I thought I would use Runtime.block_on:
let rt = tokio::runtime::Runtime::new().unwrap();
rt.block_on(async {
...
});
but this breaks too! cannot create runtime within another one. So I have settled with following:
The blocking ("sync") code must be run in a separate thread, such as with Tokio's spawn_blocking(). No other option is fully composable and thus suitable for a library.
block_in_place() is not appropriate for use in a library, because it will cause misbehavior of select!() and similar things in the caller. Only use block_in_place() when you control all of the async code that is calling it, from the task on down. You must use spawn_blocking() (or some other approach) instead.
Don't create a second runtime; get a Handle to the existing runtime and use that.

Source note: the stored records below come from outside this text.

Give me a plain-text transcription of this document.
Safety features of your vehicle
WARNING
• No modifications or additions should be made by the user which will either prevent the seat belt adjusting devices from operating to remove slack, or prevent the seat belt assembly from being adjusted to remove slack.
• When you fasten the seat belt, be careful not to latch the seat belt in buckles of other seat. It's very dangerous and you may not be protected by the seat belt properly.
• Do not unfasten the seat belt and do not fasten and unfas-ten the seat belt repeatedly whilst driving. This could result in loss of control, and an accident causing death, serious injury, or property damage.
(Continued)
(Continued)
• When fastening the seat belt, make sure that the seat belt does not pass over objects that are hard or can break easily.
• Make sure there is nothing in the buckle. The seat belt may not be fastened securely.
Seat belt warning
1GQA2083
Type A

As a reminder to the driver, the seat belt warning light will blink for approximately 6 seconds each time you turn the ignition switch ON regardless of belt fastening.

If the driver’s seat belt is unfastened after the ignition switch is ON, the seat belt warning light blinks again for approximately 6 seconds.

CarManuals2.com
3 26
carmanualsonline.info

This way is incorrect. By using std::thread::Thread::join() you are bypassing Tokio's correctness checks because Tokio can't notice you are calling join(). join() is a blocking function so you must not call it from an async context.
This is the shape of a correct async-blocking-async transition:
let handle = Handle::current();
spawn_blocking(move || {
// ... call something that calls sync_method() which internally calls ...
handle.block_on(async {
let _ = db.my_async_method().await;
})
}).await;
If you can't pass the Handle through, then obtain and call it immediately like Handle::current().block_on( instead; the price of that is that your users will get the “must be called within the context of a runtime” error if they call your sync_method() from a thread without enter()ing first, so it's better to keep the handle if you can.
If you do all of this correctly, your library will run fine under either the current-thread or multi-thread runtimes.
Whenever possible, you should avoid having a blocking async → sync → async sandwich in your program. Its messy and it's better to change it to be all async instead of hacking around it.
Unless there's some hard limit that forces use of a sync API, like C FFI that doesn't support anything else, or your library's public API being committed to being sync, try making the whole call chain async, by changing fn to async fn.
Sometimes if you have functions that must return something synchronously, like callbacks on the Iterator, you can try returning a Futurewithout running/awaiting it, and make it the caller's problem. There's join_all in futures crate that can await any number of futures once they're bubbled up out from the sync calls.
Another option is to use channels that support both sync and async sending/receiving. This allows you to run sync and async code independently, on separate threads. For example you can spawn a thread for a single-threaded blocking database interface, and communicate with that thread via channels from anywhere in an async program.
Thing is, sync_method is public and it is at the top level. So library users would call this method directly. If above is the only right way, then it would be a breaking change. In that case, I could just change the sync_method signature to async.
If you can put the Handle in whatever data type some_method is a method of, then that won't be a breaking change.
If that isn't possible then there is no option that isn't a breaking change (other than setting up a tokio runtime in a static variable, which is not usually something a library should be doing).
Oh, yes, async callers of sync_method must do that.
If your sync_method was previously documented as, or de-facto used as, a non-blocking method (i.e. OK to use from either async or non-async code), then making it block is a breaking change.